The first working internal combustion machine debuted in 1807, propelling a small craft named Le Pyréolophore by inventors Nicéphore and Claude Niépce against the current of France’s River Saône. The boat was powered by lycopodium powder, which is made of explosive plant spores.
Now, internal combustion machines are precisely that, enclosed spaces for combustion. The contained burns or explosions cause rapid expansion of hot gasses which drive pistons, which turn wheels, propellers, and the like. Sparkplugs, for instance, provide the zap necessary to blow up gasoline in your car engine. The brothers Niépce, however, pre-dated the age of gasoline (which may also explain why Nicéphore, who was one of the first photographers, was also instrumental in pioneering the bicycle). They powered their floating “fire-wind machine” with a mixture of resin, coal dust, and the dried spores of Lycopodium clubmoss.
Clubmosses are small vascular plants that do not produce flowers. Like ferns, they reproduce via spores. The species in question look a little like tiny sapling conifers. And as this Scientific Monthly writer notes, their spores are remarkably useful for things other than clubmoss reproduction.
The waxy spores are extremely hydrophobic, or resistant to water. Because they’re 50% fat with lots of surface area, they can be quite flammable, if only briefly. Think camera flash. Lycopodium powder was in fact used as a flash powder by photographers before flashbulbs.
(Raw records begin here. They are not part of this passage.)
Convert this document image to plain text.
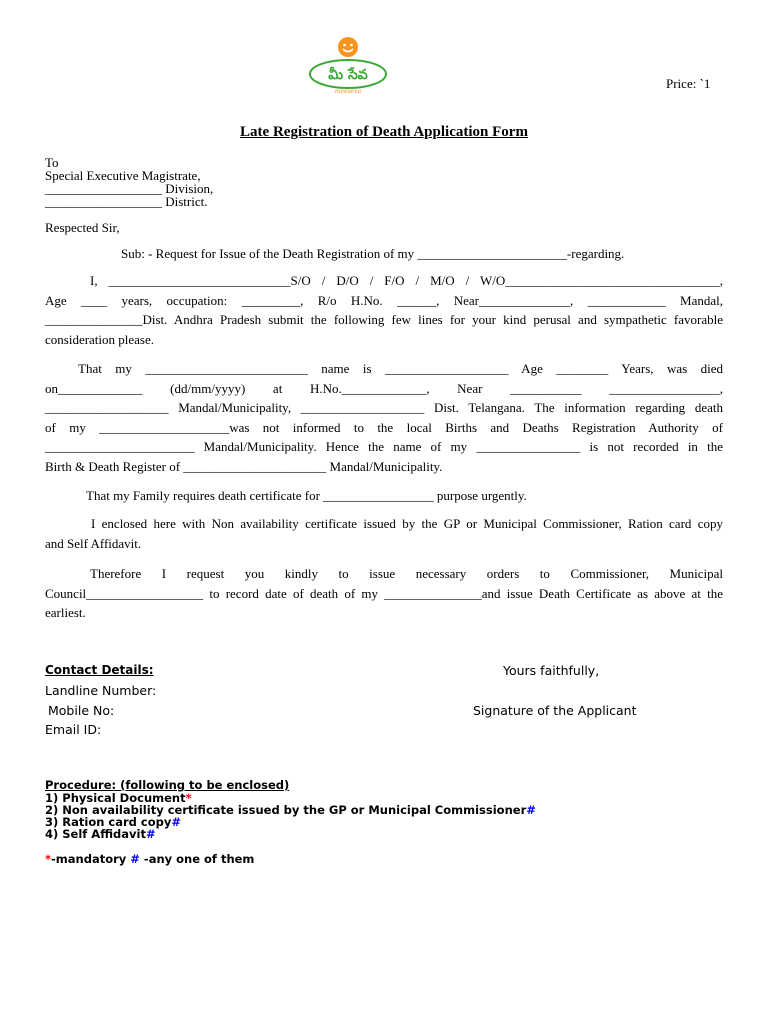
మీ సేవ
meeseva
Price: `1
Late Registration of Death Application Form
To
Special Executive Magistrate,
__________________ Division,
__________________ District.
Respected Sir,
Sub: - Request for Issue of the Death Registration of my _______________________-regarding.
I, ____________________________S/O / D/O / F/O / M/O / W/O_________________________________,
Age ____ years, occupation: _________, R/o H.No. ______, Near______________, ____________ Mandal,
_______________Dist. Andhra Pradesh submit the following few lines for your kind perusal and sympathetic favorable
consideration please.
That my _________________________ name is ___________________ Age ________ Years, was died
on_____________ (dd/mm/yyyy) at H.No._____________, Near ___________ _________________,
___________________ Mandal/Municipality, ___________________ Dist. Telangana. The information regarding death
of my ____________________was not informed to the local Births and Deaths Registration Authority of
_______________________ Mandal/Municipality. Hence the name of my ________________ is not recorded in the
Birth & Death Register of ______________________ Mandal/Municipality.
That my Family requires death certificate for _________________ purpose urgently.
I enclosed here with Non availability certificate issued by the GP or Municipal Commissioner, Ration card copy
and Self Affidavit.
Therefore I request you kindly to issue necessary orders to Commissioner, Municipal
Council__________________ to record date of death of my _______________and issue Death Certificate as above at the
earliest.
Contact Details:
Landline Number:
Mobile No:
Email ID:
Yours faithfully,
Signature of the Applicant
Procedure: (following to be enclosed)
1) Physical Document*
2) Non availability certificate issued by the GP or Municipal Commissioner#
3) Ration card copy#
4) Self Affidavit#
*-mandatory # -any one of them
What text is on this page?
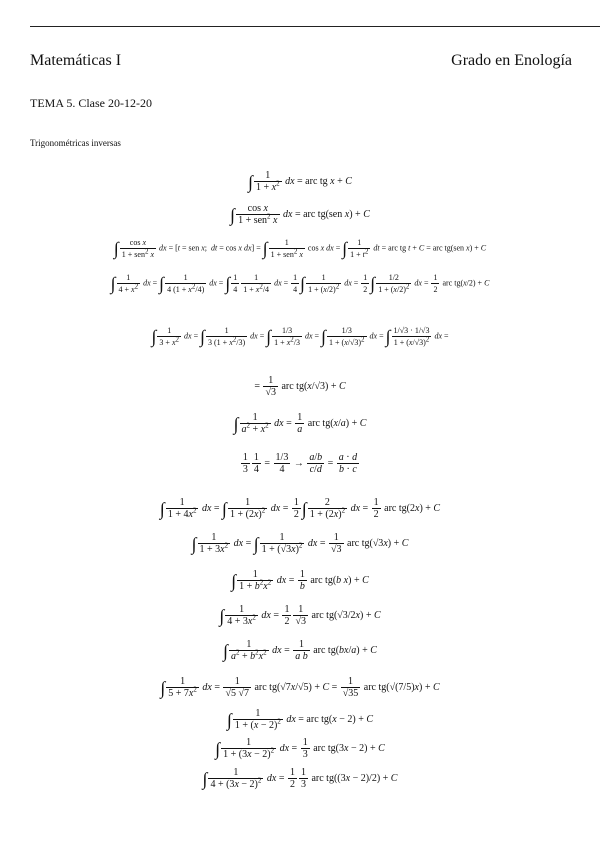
Matemáticas I	Grado en Enología
TEMA 5. Clase 20-12-20
Trigonométricas inversas
∫ $\frac{1}{1 + x^2}$ dx = arc tg x + C
∫	cos x
1 + sen$^2$ x
dx = arc tg(sen x) + C
∫	cos x
1 + sen$^2$ x
dx = [t = sen x;  dt = cos x dx] = ∫	1
1 + sen$^2$ x
cos x dx = ∫ $\frac{1}{1 + t^2}$ dt = arc tg t + C = arc tg(sen x) + C
∫ $\frac{1}{4 + x^2}$ dx = ∫ $\frac{1}{4 (1 + x^2/4)}$ dx = ∫ $\frac{1}{4} \frac{1}{1 + x^2/4}$ dx = $\frac{1}{4}$ ∫ $\frac{1}{1 + (x/2)^2}$ dx = $\frac{1}{2}$ ∫ $\frac{1/2}{1 + (x/2)^2}$ dx = $\frac{1}{2}$ arc tg(x/2) + C
∫ $\frac{1}{3 + x^2}$ dx = ∫ $\frac{1}{3 (1 + x^2/3)}$ dx = ∫ $\frac{1/3}{1 + x^2/3}$ dx = ∫ $\frac{1/3}{1 + (x/√3)^2}$ dx = ∫ $\frac{1/√3 \cdot 1/√3}{1 + (x/√3)^2}$ dx =
= $\frac{1}{√3}$ arc tg(x/√3) + C
∫ $\frac{1}{a^2 + x^2}$ dx = $\frac{1}{a}$ arc tg(x/a) + C
$\frac{1}{3} \frac{1}{4} = \frac{1/3}{4} \to \frac{a/b}{c/d} = \frac{a \cdot d}{b \cdot c}$
∫ $\frac{1}{1 + 4x^2}$ dx = ∫ $\frac{1}{1 + (2x)^2}$ dx = $\frac{1}{2}$ ∫ $\frac{2}{1 + (2x)^2}$ dx = $\frac{1}{2}$ arc tg(2x) + C
∫ $\frac{1}{1 + 3x^2}$ dx = ∫ $\frac{1}{1 + (√3x)^2}$ dx = $\frac{1}{√3}$ arc tg(√3x) + C
∫ $\frac{1}{1 + b^2x^2}$ dx = $\frac{1}{b}$ arc tg(b x) + C
∫ $\frac{1}{4 + 3x^2}$ dx = $\frac{1}{2} \frac{1}{√3}$ arc tg(√3/2x) + C
∫ $\frac{1}{a^2 + b^2x^2}$ dx = $\frac{1}{\text{a b}}$ arc tg(bx/a) + C
∫ $\frac{1}{5 + 7x^2}$ dx = $\frac{1}{√5 √7}$ arc $tg(√7x/√5) + C = \frac{1}{√35}$ arc tg(√(7/5)x) + C
∫ $\frac{1}{1 + (x - 2)^2}$ dx = arc tg(x − 2) + C
∫ $\frac{1}{1 + (3x - 2)^2}$ dx = $\frac{1}{3}$ arc tg(3x − 2) + C
∫ $\frac{1}{4 + (3x - 2)^2}$ dx = $\frac{1}{2} \frac{1}{3}$ arc tg((3x − 2)/2) + C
The brief bright bang is still used for for fireworks, magic tricks, and special effects. With this explosive powder, which is also known as “vegetable sulfur” and “witch meal,” you also get: a base for cosmetics; a pill- and suppository-coating; fingerprint powder; a stabilizer for ice cream; and a coating for latex gloves and condoms that prevents the latex from sticking to itself. The latter uses earn a warning from these authors in Economic Botany, as there are serious health hazards associated with such dusting agents, Not the least of these hazards is allergic reaction.
The American Fern Journal also notes that traditional therapeutic uses are potentially hazardous as well. Ditto when, in the early part of the last century, the powder was used to coat surgical gloves, a definite no-no today. Spores in open wounds are a very bad idea.
This strange and wonderful material finds several uses in science too, as in this experiment tracking sediment movement in rivers. Here the hardy little spores were stained with fluorescent dyes so they could be traced down-river.
So is there anything lycopodium powder can’t do? It may seem miraculous, but these grains of clubmoss sex parts are just another of the natural marvels we clever humans have discovered to exploit.